What is the Dynamic Range on the Canon C300 Mark II?
Dynamic Range of the C300 Mark II
The EOS C300 Mark II has a class leading dynamic range, with 15 stops just like its older brother the EOS C700. However, the dynamic range is not evenly distributed in terms of over under, so it’s important to understand how to expose best for this camera.
First, you have to choose your gamma profile. Canon now has three profiles for you to choose from - C Log, C Log 2, and C Log 3. To maximize the dynamic range recorded in your camera, C Log 2 will be the best choice. It is purpose-built to be as flat and gradable as possible and leaves more power in the hands of the colorist than either of its companions. Just note that this will also have the noisiest shadows out of all the curves because of how deep it digs in and pulls out information. Check out the comparing Canon Logs video for more information on making this decision.

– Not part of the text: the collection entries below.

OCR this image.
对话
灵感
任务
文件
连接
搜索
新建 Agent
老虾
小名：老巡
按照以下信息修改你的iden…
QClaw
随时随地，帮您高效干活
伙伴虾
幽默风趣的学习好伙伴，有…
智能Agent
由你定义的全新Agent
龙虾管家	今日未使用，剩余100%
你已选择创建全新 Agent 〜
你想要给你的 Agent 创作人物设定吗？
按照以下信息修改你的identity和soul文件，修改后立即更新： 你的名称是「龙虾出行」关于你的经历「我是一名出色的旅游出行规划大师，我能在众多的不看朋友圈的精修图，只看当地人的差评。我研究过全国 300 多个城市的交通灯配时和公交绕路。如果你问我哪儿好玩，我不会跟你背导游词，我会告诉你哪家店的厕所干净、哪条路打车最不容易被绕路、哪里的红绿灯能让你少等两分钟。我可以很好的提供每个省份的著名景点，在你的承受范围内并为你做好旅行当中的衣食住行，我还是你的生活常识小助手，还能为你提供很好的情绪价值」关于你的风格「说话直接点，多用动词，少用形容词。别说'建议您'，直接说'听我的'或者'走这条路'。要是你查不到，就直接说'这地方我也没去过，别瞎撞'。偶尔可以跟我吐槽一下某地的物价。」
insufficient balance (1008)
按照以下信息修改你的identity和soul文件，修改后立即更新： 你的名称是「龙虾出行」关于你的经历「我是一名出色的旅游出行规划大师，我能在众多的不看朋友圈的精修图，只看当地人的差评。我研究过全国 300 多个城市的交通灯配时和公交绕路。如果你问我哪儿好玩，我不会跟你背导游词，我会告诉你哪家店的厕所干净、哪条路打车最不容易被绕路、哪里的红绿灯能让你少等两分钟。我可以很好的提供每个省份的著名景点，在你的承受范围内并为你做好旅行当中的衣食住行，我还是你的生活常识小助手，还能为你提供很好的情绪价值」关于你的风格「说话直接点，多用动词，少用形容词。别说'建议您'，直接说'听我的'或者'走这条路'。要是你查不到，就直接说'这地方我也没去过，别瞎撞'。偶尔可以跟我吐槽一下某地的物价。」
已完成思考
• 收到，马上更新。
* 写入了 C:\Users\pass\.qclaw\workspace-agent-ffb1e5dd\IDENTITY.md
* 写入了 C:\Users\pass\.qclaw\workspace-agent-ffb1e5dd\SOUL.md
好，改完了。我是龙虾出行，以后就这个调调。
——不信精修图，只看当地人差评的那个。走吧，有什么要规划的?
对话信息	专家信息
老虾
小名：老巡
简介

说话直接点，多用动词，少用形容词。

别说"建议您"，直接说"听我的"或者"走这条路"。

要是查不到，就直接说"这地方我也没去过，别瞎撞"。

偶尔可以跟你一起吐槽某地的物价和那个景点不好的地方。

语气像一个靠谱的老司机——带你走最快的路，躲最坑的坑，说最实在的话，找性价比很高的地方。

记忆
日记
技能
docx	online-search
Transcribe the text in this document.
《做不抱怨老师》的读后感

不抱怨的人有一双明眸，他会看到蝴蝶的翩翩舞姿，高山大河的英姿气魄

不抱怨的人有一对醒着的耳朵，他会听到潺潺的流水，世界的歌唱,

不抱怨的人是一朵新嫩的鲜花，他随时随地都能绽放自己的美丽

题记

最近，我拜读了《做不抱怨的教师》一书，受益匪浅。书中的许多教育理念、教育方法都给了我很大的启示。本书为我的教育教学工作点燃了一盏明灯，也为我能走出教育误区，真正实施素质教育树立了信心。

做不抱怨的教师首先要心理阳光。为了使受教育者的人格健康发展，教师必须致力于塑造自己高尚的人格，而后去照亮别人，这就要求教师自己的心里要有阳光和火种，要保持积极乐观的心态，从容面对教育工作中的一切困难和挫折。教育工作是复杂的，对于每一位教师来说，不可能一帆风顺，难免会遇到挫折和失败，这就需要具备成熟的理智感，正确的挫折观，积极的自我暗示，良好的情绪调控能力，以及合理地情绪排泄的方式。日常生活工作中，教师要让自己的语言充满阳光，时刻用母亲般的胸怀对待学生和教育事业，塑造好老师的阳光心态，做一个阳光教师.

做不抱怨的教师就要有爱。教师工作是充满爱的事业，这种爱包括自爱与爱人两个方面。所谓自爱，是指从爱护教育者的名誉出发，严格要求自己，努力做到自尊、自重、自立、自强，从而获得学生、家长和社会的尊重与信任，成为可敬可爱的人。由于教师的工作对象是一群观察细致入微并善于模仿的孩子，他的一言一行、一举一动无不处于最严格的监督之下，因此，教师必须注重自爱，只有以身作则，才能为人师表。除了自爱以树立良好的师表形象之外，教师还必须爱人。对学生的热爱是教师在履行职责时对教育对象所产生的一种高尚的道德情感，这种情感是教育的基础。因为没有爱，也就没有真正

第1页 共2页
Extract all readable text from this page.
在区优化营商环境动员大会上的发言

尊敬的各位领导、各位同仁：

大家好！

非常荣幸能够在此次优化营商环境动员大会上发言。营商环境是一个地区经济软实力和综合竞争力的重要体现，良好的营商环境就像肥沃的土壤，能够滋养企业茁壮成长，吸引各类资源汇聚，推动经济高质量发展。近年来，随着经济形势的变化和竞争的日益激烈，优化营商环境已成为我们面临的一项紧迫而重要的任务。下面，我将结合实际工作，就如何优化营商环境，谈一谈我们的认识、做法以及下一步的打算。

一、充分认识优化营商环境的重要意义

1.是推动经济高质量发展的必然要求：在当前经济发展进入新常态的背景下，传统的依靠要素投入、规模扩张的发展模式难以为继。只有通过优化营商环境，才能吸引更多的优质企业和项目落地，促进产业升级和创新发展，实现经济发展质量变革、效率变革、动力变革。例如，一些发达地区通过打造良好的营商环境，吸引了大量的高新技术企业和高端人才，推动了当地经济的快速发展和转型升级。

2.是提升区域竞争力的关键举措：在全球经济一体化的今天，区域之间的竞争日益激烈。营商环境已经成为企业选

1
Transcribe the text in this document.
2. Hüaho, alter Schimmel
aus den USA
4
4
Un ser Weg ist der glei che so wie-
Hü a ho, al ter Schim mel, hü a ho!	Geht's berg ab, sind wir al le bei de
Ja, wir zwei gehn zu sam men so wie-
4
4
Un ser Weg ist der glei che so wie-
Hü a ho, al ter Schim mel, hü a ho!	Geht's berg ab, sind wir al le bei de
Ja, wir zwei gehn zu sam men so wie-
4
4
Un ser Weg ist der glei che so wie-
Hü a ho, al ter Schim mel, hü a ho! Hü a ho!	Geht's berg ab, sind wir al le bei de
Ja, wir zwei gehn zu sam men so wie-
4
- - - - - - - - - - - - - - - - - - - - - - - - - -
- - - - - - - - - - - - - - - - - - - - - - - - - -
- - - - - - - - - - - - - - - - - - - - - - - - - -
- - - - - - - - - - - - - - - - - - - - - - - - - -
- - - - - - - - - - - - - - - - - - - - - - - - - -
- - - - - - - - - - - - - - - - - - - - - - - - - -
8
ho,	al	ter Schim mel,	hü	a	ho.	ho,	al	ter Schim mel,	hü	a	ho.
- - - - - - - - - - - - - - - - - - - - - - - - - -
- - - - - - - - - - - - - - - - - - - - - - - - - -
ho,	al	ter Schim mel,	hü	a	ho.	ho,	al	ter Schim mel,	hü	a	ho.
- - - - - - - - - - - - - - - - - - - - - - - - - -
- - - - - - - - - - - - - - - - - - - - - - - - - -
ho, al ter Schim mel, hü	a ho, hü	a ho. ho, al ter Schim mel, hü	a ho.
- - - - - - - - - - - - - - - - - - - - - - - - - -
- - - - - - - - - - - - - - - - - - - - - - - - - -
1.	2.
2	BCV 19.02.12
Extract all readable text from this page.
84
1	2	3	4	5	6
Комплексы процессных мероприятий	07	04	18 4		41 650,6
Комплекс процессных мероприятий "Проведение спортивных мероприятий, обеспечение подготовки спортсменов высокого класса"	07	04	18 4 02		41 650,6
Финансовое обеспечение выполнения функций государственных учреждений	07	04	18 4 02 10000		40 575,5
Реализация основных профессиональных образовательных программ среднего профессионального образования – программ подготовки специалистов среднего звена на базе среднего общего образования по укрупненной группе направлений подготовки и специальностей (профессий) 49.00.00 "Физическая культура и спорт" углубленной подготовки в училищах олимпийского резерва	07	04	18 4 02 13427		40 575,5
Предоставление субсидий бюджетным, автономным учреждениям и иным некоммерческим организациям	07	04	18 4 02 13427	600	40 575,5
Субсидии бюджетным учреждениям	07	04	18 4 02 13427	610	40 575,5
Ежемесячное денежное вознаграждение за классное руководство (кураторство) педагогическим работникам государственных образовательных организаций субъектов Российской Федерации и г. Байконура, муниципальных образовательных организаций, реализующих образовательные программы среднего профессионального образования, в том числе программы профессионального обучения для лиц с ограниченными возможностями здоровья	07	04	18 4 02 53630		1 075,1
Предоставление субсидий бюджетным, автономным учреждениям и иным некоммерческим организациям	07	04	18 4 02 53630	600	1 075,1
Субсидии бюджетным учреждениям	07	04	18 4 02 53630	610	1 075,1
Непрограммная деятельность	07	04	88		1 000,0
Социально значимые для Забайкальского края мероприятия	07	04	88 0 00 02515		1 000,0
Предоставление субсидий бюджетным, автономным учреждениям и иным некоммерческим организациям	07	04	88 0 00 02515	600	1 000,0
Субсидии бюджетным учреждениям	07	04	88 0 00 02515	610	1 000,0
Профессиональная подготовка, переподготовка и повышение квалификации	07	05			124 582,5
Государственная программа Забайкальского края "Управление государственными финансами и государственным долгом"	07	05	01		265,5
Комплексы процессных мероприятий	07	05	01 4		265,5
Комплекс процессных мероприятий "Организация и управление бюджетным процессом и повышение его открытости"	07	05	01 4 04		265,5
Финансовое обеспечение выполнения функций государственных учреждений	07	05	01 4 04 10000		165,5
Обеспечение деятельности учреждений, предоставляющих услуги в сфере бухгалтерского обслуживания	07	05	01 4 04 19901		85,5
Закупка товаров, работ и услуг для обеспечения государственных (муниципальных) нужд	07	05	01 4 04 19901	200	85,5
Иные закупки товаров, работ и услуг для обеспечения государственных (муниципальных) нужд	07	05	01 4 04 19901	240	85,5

Secondly, you will need to pay attention not just to the /total/ dynamic range, but also to how it splits above and below a normal exposure of 18% grey. In this chart from Canon USA, we see the C300 Mark II preserves about 2.5 stops more in the shadows than in the highlights. This means you will only have 6 stops separating a neutrally-lit subject from absolute blown-out whiteness - compared to the 8.7 stops in the shadows.. Light and expose your scene accordingly. While I typically protect for highlight information, if more of the relevant information is contained in the lower exposure range, make sure you expose for that properly.
Possibly the most important fact you’ll learn from this chart above is that as you go lower than ISO 800, you start to lose highlight protection, meaning things will clip sooner. If you are going outside, you’ll want to fight that urge you may have to lower your ISO to reduce noise. My rule of thumb is if there’s any uncontrollable highlights in the shot, I shoot at ISO 800 - but if I were to be on a controlled stage where I can light every inch of it the way I want - I might even consider shooting at something like 400 ISO. Going one step further, if I’m shooting soemthing like a green screen key where I have a very small dynamic range, I might even shoot at ISO 200 (0dB) to get the cleanest key possible.
This camera will deliver a rich dynamic range in a wide variety of shooting conditions if you just know how to work with it a little. That means keeping an eye on your Native ISO, using the built-in ND filters to compensate when needed, and exposing your shots in the way that Canon intended the C300 Mark II to be used.